With this keynote introduction, the MSH Board announces the conference topic Secondary Sources, welcoming papers and panels framed around and beyond this theme. What is a secondary source? What work do they do after an embodied witness? What are their stakes, and for whom? The questions brim: How do our art and ideas, prose and poetry, scripture and signs, silence and words speak secondarily? Secondary sources may be understood as all those that are not primary, first-person, first-hand, or otherwise eye-witness. How, then, do non-primary sources enact authority, authenticity, boundaries, historicity, liveness, reliability, responsibility, sacredness, and veracity, among other qualities? A secondary source approach to the humanities might invite reflection on how faith-lit meaning is made through the cultural techniques of citation, improvisation, indirection, interruption, intertextuality, marginality, peripherality, persuasion, redirection, reference, restraint, repetitions, reticence, rumors, secretness, tangents, visitations, among others. How do bystanders, intermediaries, observers, spectators, testifiers, and witnesses become special or mundane? If the eye is primary to the eye witness, how do other senses--hearing, touch, smell, taste, balance, instinct, pain, etc.--enrich our secondarily sourced humanities? What kind of sources does the criticism in source criticism assume? How about other forms of art, history, literature, media, philosophy, scripture, theology? Do bits about Mary Magdalene, Joseph Smith, or Borges help sharpen pencils? Secondary sources invite reflections on who listens, who speaks, and under whose terms? How do the evolving conditions of gender, race, class, and other ways of being express themselves as secondhand observers, active bystanders, embodied witnesses, textual and community authorities? Specifically, how do variously gendered, sexually oriented, racial, abled and disabled, neurodiverse, and otherwise diversely divine bodies in concert with one another ground and reproduce, challenge and enrich our readings and analysis of secondary sources and witnessing?

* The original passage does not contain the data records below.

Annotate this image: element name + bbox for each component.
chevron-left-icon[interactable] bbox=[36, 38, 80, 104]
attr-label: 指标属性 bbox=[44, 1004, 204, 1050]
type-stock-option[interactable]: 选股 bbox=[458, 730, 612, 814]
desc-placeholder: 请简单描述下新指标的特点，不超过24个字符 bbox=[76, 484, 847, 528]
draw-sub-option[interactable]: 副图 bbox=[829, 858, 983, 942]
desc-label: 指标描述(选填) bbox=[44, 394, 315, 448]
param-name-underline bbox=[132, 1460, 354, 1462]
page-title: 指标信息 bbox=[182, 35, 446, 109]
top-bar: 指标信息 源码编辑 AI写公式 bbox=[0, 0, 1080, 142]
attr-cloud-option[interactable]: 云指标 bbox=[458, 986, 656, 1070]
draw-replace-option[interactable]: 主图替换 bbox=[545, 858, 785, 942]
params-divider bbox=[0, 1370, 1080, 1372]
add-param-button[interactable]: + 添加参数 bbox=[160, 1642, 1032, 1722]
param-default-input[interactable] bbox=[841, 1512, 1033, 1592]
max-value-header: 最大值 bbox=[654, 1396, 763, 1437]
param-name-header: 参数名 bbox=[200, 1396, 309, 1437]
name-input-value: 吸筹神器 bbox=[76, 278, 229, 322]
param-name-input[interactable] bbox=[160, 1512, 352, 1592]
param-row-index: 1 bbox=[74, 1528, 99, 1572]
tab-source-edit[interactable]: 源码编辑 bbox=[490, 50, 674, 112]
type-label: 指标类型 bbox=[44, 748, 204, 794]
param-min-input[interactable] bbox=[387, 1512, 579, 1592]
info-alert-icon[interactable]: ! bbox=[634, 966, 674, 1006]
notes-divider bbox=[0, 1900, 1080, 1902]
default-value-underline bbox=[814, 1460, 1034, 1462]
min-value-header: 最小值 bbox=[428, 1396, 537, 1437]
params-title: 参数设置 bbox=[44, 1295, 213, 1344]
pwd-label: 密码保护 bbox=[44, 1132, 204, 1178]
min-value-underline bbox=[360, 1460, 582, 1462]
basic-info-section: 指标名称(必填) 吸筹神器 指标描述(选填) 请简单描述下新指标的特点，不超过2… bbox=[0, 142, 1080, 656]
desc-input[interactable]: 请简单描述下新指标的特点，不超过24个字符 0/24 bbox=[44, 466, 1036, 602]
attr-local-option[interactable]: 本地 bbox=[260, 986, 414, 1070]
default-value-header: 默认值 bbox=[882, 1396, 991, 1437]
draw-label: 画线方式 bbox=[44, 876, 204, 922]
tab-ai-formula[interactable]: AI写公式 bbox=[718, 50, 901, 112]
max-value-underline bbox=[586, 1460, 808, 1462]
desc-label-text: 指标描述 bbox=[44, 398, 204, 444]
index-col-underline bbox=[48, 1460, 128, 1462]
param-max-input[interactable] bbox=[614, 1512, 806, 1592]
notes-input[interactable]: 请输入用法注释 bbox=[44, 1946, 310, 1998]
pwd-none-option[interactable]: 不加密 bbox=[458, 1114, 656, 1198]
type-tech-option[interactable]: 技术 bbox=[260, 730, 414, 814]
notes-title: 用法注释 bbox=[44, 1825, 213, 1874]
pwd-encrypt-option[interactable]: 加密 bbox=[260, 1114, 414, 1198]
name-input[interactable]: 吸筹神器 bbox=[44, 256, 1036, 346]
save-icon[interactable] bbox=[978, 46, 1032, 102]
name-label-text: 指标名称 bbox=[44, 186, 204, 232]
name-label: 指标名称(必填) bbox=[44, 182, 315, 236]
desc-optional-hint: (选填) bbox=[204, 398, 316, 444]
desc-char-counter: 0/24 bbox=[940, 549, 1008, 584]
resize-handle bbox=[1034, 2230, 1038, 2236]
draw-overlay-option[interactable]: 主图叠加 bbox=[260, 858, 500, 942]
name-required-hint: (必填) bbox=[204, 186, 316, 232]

The Road at the Edge of the Forest, etching by Willem Pieterszoon Buyetewech

Given the conference keynote theme, a few alternative topics might concern the supernatural and natural, the aesthetics of mystery and mundaneness, the alien and the foreigner, medicine, magic, technology, and, of course, visitations.


Interested scholars (rising, independent, affiliated), graduate students, and students are invited to submit through this link abstracts for papers as well as proposals for organized panels (250 word max), together with a bio (50 word max).

Proposals received by October 31 will be fully considered. Notifications will be sent out no later than November 30.

A few notes:

  • All presenters are required to register for the conference.

  • No institutional or religious affiliations are assumed or required for participation.

  • Graduate students wishing to be considered for a Graduate Student Travel Grant may indicate that in their online submission.

  • Potential participants who know they can only participate through Zoom are required to mark this as well in their online submission. We do not plan to accommodate Zoom requests made after submission.

  • Information about the registration fee and available accommodation will be posted soon at mormonscholars.net.